La baisse d’activité s’explique notamment par la quasi-fermeture du marché aux banques des pays périphériques après la crise du second semestre 2011. L’activité des émetteurs italiens a été nulle alors qu’ils avaient réalisé 8 % des opérations sur l’ensemble de 2011. La part des banques espagnoles est quant à elle passée de 12% en 2011 à 9% à fin mars. A l’inverse, les établissements norvégiens sont devenus les émetteurs les plus actifs sur les opérations benchmark en euro derrière les français.
L'élargissement de la palette de financements disponibles pour les banques a également contribué au recul du volume d'émissions. Les banques ont massivement participé aux deux injections de liquidités de la BCE à trois ans. Ces deux opérations ayant fait disparaître le risque de faillite bancaire, de nombreux établissements ont de nouveau pu émettre des obligations seniors non sécurisées.
Sur le segment des covered bonds, les investisseurs ont en outre poursuivi la diversification de leur base d’investisseurs en sollicitant le marché américain. Les émissions en dollar ont enregistré un premier trimestre record, à 19,6 milliards de dollars, contre 9 milliards sur les trois premier mois de 2011, d’après Natixis.

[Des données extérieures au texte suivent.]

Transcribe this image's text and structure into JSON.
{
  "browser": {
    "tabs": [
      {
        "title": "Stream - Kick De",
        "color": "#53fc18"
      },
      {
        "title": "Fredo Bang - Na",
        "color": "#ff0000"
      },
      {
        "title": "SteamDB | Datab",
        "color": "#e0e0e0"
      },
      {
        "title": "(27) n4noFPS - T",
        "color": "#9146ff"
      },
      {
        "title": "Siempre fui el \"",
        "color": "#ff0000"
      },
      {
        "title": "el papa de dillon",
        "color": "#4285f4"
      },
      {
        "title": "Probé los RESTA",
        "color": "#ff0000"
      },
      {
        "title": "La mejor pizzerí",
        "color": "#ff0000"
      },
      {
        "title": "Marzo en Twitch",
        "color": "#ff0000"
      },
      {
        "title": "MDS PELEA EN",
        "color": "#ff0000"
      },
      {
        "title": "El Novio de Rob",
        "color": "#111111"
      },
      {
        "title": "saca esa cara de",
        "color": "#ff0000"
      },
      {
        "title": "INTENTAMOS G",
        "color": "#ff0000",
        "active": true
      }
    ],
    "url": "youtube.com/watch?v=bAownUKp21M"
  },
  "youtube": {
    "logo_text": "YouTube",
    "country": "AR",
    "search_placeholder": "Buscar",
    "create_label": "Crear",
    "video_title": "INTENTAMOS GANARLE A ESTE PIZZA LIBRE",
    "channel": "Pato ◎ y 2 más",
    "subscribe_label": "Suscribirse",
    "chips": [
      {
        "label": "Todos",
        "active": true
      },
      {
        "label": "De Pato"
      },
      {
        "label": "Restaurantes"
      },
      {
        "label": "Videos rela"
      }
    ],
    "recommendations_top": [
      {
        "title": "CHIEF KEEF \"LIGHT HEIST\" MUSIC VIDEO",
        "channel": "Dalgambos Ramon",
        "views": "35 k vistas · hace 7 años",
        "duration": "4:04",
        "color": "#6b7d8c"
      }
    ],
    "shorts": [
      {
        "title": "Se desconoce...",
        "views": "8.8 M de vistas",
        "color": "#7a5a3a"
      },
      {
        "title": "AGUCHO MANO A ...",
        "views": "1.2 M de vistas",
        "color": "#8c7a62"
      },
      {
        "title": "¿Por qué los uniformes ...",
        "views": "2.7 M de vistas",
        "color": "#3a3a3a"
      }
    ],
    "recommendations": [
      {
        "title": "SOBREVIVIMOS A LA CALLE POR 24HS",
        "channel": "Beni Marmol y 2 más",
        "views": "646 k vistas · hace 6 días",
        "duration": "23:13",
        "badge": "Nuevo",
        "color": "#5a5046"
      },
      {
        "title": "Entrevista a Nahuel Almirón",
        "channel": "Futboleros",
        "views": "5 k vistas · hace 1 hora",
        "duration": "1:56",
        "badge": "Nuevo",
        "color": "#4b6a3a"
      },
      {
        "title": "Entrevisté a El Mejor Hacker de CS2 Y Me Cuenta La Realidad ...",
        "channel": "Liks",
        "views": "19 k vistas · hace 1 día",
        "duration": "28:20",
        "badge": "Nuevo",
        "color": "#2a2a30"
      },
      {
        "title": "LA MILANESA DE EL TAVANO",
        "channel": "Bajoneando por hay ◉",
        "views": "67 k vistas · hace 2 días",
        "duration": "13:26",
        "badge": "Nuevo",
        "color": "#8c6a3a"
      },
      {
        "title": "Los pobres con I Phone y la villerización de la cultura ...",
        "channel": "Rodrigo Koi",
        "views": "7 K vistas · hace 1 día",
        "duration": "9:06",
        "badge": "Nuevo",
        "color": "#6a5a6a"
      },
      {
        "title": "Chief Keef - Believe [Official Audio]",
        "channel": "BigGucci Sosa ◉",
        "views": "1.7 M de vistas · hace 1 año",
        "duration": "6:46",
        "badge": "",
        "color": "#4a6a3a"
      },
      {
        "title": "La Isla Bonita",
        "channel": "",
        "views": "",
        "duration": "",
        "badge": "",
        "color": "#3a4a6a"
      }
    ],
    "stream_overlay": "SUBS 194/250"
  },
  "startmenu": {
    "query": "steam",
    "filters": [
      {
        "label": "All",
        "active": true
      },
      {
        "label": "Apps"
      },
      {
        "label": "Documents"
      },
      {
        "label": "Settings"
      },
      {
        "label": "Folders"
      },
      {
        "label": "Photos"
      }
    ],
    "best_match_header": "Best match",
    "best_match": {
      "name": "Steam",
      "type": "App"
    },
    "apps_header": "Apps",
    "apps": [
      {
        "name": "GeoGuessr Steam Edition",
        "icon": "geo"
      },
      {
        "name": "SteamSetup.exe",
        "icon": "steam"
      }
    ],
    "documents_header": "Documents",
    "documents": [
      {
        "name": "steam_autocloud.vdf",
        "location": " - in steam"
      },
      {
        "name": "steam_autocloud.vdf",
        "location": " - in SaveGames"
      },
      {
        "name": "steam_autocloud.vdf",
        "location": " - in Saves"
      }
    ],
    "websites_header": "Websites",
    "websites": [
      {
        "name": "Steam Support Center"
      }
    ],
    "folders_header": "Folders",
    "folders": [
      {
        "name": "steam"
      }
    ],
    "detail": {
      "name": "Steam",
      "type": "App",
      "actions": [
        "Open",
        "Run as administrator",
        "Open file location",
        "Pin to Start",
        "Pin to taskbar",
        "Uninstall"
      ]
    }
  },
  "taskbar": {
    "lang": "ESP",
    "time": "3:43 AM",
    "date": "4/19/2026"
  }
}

La relative raréfaction des émissions en euro et l’amélioration générale des marchés ont assuré une solide performance sur le marché secondaire, ce qui a conduit la BCE à ralentir le rythme de ses achats de titres. L’indice iBoxx sur les obligations sécurisées espagnoles s’est par exemple détendu de 93 points de base (pb) à 369 pb par rapport au taux swap depuis le début de l’année, parallèlement à l’accalmie sur les rendements souverains.
L’indice sur les covered bonds françaises s’est quant à lui resserré de 71 pb à 92 pb. L'évolution a été plus limitée sur les titres italiens. Pour les analystes de Natixis, «les spreads des covered italiens ont encore un fort potentiel de resserrement selon nous : ceci est dû au fait qu’ils ont insuffisamment bénéficié du resserrement des spreads des BTP (emprunts d’Etat italiens, ndlr) depuis le début de l’année».